April 5th, 2004

Blog math: Rick Bruner does the numbers on weblogs and here’s the bottom line: there are lots of blogs out there.

Quote:

As a professional researcher, I take all of these numbers with a pinch of salt. So there may be 2.5 million U.S. bloggers, or there may be 8.8 million. The real question such numbers help answer is, “Is it bigger than a bread box? Are we talking small, medium or large?”

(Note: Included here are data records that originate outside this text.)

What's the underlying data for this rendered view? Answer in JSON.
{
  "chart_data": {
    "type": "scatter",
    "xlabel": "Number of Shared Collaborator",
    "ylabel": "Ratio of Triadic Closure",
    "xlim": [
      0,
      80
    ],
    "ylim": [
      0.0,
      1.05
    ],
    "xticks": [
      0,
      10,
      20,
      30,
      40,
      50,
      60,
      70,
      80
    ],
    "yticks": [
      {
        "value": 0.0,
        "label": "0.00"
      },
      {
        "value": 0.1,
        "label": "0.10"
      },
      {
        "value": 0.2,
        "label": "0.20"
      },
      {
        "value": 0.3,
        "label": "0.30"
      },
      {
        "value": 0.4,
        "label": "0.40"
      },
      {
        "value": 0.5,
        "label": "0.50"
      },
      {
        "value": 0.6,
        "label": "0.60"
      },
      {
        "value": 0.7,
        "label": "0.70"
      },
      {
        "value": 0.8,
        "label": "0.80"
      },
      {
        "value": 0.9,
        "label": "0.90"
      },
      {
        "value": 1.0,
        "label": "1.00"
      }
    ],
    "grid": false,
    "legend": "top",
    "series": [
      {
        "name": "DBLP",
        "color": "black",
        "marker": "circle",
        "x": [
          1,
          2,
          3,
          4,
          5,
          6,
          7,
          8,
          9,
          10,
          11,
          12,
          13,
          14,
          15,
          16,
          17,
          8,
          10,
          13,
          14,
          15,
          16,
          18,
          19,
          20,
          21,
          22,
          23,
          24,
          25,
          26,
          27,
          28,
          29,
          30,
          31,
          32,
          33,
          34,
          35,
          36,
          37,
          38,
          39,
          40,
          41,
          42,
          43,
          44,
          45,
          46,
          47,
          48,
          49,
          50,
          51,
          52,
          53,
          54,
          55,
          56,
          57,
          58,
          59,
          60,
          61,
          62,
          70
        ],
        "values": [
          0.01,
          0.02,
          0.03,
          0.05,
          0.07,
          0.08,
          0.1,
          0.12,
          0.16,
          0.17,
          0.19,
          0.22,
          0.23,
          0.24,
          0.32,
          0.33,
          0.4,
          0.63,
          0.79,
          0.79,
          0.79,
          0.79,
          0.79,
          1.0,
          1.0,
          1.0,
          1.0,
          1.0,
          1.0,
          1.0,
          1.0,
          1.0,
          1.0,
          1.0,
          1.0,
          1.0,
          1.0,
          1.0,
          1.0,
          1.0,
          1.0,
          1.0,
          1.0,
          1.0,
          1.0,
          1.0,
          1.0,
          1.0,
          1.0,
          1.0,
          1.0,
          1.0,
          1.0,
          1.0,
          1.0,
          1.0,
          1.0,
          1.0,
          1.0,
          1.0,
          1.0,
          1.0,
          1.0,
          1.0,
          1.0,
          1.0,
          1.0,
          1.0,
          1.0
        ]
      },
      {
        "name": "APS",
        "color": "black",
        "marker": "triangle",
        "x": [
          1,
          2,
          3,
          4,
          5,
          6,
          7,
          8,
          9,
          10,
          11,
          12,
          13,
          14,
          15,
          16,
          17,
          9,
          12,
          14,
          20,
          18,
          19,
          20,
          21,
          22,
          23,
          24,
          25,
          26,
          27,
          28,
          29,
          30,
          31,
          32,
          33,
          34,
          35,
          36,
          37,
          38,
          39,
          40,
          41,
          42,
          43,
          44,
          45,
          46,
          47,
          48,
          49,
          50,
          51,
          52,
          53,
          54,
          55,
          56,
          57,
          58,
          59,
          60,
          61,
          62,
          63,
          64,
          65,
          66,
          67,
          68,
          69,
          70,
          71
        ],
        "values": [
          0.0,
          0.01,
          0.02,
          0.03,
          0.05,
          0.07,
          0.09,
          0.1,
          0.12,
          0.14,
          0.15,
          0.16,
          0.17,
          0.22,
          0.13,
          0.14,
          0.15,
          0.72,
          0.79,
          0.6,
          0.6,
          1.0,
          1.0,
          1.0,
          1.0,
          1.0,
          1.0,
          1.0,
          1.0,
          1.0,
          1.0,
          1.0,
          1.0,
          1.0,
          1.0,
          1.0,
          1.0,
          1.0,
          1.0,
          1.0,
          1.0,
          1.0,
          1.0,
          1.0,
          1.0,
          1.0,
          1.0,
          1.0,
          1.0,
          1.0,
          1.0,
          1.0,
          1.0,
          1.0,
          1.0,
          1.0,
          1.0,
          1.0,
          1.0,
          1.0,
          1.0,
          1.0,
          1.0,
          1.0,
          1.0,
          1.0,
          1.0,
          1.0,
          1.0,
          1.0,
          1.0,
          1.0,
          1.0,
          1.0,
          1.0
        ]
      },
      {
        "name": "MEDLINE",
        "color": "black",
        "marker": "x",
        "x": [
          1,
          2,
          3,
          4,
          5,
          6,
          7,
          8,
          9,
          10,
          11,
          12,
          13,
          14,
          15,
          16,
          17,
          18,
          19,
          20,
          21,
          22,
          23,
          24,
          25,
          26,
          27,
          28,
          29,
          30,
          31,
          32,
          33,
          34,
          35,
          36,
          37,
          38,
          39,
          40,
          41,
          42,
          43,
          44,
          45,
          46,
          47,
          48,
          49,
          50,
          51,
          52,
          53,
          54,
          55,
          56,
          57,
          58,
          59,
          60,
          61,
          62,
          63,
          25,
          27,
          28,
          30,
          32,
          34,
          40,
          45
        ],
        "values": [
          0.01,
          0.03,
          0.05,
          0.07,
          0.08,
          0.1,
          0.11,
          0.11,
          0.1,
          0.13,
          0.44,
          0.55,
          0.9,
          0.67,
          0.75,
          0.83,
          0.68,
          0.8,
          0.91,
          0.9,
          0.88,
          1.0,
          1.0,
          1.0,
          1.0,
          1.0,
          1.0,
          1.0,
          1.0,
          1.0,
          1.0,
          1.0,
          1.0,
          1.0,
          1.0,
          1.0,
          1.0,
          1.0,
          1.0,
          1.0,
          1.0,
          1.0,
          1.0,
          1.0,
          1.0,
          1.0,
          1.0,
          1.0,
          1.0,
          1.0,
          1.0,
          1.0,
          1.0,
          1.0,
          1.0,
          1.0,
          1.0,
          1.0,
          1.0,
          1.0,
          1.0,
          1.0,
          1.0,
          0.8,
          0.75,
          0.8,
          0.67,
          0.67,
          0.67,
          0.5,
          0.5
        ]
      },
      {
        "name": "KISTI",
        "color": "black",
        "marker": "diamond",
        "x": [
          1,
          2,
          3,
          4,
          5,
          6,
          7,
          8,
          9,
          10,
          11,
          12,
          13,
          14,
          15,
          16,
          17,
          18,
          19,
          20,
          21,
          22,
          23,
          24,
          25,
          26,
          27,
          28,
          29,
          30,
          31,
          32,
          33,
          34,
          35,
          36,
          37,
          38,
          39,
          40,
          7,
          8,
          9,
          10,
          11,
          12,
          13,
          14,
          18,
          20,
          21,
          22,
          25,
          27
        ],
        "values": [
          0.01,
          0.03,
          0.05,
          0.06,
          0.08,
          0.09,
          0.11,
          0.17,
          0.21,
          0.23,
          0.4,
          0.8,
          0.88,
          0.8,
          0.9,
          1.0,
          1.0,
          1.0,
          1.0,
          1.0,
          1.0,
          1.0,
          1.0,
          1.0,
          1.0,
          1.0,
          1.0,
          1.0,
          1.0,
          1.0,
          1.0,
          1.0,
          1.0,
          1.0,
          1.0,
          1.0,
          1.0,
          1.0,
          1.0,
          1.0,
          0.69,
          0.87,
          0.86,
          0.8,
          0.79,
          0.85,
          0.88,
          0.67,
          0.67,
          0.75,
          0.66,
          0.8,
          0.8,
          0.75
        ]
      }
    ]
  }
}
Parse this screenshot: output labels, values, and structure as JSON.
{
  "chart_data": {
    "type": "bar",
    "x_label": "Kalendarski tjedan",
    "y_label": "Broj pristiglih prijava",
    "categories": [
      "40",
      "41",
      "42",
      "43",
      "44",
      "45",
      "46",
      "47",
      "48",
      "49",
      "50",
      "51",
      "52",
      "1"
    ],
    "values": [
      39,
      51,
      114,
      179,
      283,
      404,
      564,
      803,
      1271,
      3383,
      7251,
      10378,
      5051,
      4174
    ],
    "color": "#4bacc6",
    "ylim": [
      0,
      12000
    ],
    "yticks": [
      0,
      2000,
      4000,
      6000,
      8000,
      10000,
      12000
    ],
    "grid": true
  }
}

Speaking of Rick, he has a new weblog called Business Blog Consulting on which he has several categories of business-oriented weblogs listed. Good stuff.

(via Buzz Machine)





April 5th, 2004

What to call? Just noticed the launch of the vaporzine, Worthwhile Magazine (not to be confused with Worth Magazine), in its pre-launch form as a real-live weblog that has names of real-live blogging luminaries associated with it. As it was never a print magazine in he past and thus does not fall into the dejazine category, I’m fresh out of -zine words to describe it. Here’s the opening blog post from the founder. One of the contributors is David Weinberger who writes, “Worthwhile is about what makes work worthwhile. Its editors - Anita Sharpe and Kevin Salwen - each with serious editorial experience and credentials, are prepping the first issue. I’m proud to be a contributor to the Worthwhile blog, along with Tom Peters, Halley, David Batsone, Rebecca Ryan, Kate Yandoh, and Anita and Kevin.”





April 5th, 2004

A belated thanks: I just discovered that a website called What’s Next Online included my humble weblog as an example in an article called, “Best business blog examples and why it’s high time to think about a blog for your company.” Thank you.





April 5th, 2004

Dejazine update: The magazine “Classic Gamer” is now a dejazine — in their case, a PDF. As the five regular readers of this weblog know, a dejazine is a defunct print magazine that is resurrected as a website and vaporzine. Here are some other examples of dejazines: The Standard and The Red Herring and Creem Magazine. (via /.)





April 5th, 2004

Don’t change anything: The NYT is reporting (registration required, etc.) that the magazine Martha Stewart’s Living is conducting research into what reader reaction will be if she ends up in jail and whether or not the magazine should change department names, etc., to downplay its Marthaness. Here’s my advice: Don’t waste money on research. Use common sense. Engage in a coversation with your readers. Don’t run away from Martha. She can show anything but arrogance in this matter and survive. Have her apologize. Have her beg forgiveness for her mistakes. But don’t try to run away from her. As I’ve said here many times on this weblog, the mythical Martha Stewart character who is in the magazine is not the human Martha Stewart who will be in jail. Your readers know that. Forget the research.